Business ties complicate Muslim states' response to Rohingya
By Associated Press
Sep 21, 2017 12:17 AM CDT
FILE - In this May 25, 2012 file photo, pipes for a 770 kilometer (480 mile) pipeline that eventually will carry Middle East gas and oil shipped through the Indian Ocean to thirsty Chinese industries further to the east are placed in fields near Ruili, near Myanmar border, Yunnan Province, China.

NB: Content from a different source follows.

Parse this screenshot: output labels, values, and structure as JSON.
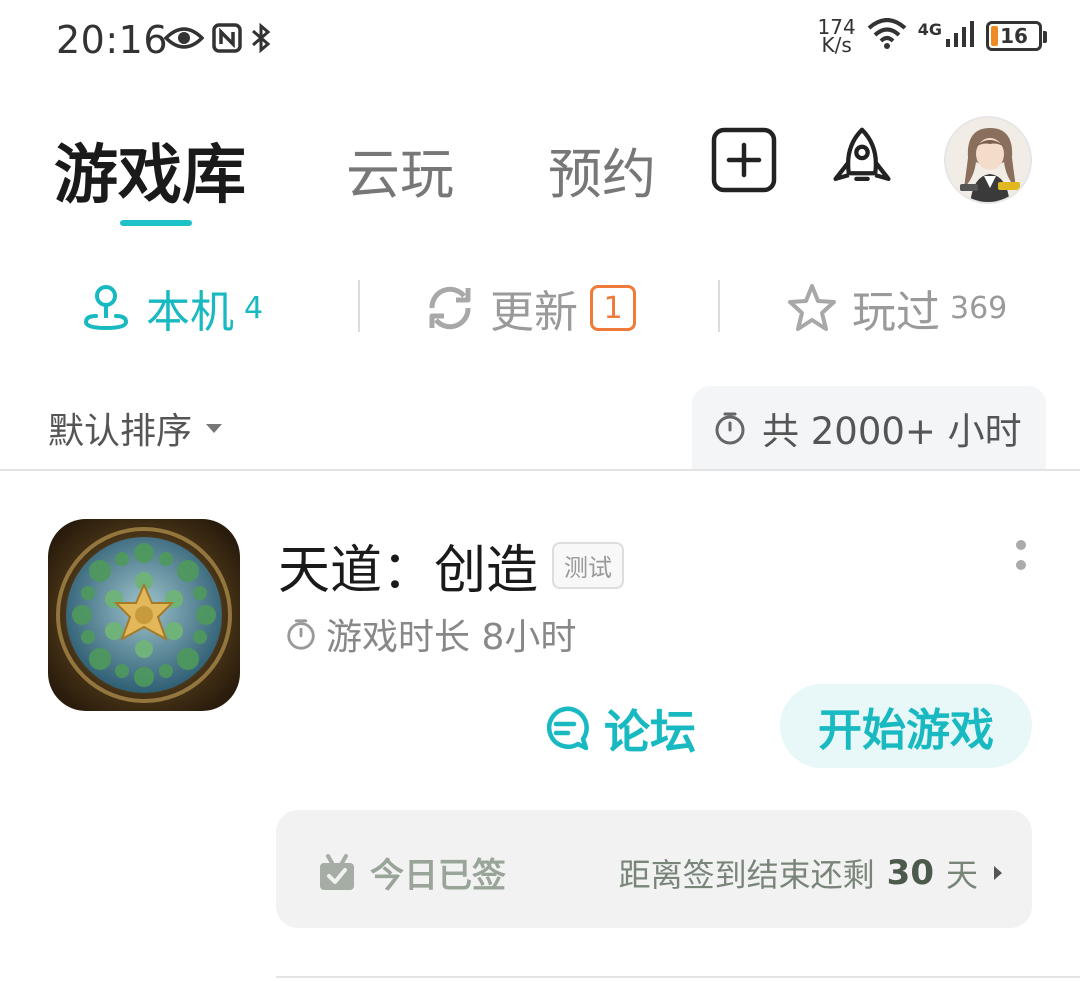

Saudi...   (Associated Press)

DUBAI, United Arab Emirates (AP) — When Rohingya Muslims fled persecution and slaughter in Myanmar in past decades, tens of thousands found refuge in Saudi Arabia, home to Islam's holiest sites.

This time around, Muslim leaders from the Persian Gulf to Pakistan have offered little more than condemnation and urgently needed humanitarian aid.

Experts say the lack of a stronger response by Muslim-majority countries partly comes down to their lucrative business interests in Southeast Asia. Much of the Middle East is also buckling under its own refugee crisis sparked by years of upheaval in Syria, Iraq, Yemen and Afghanistan.

More than 500,000 people — roughly half the Rohingya Muslim population in Myanmar — have fled to neighboring Bangladesh over the past year, mostly in the last month.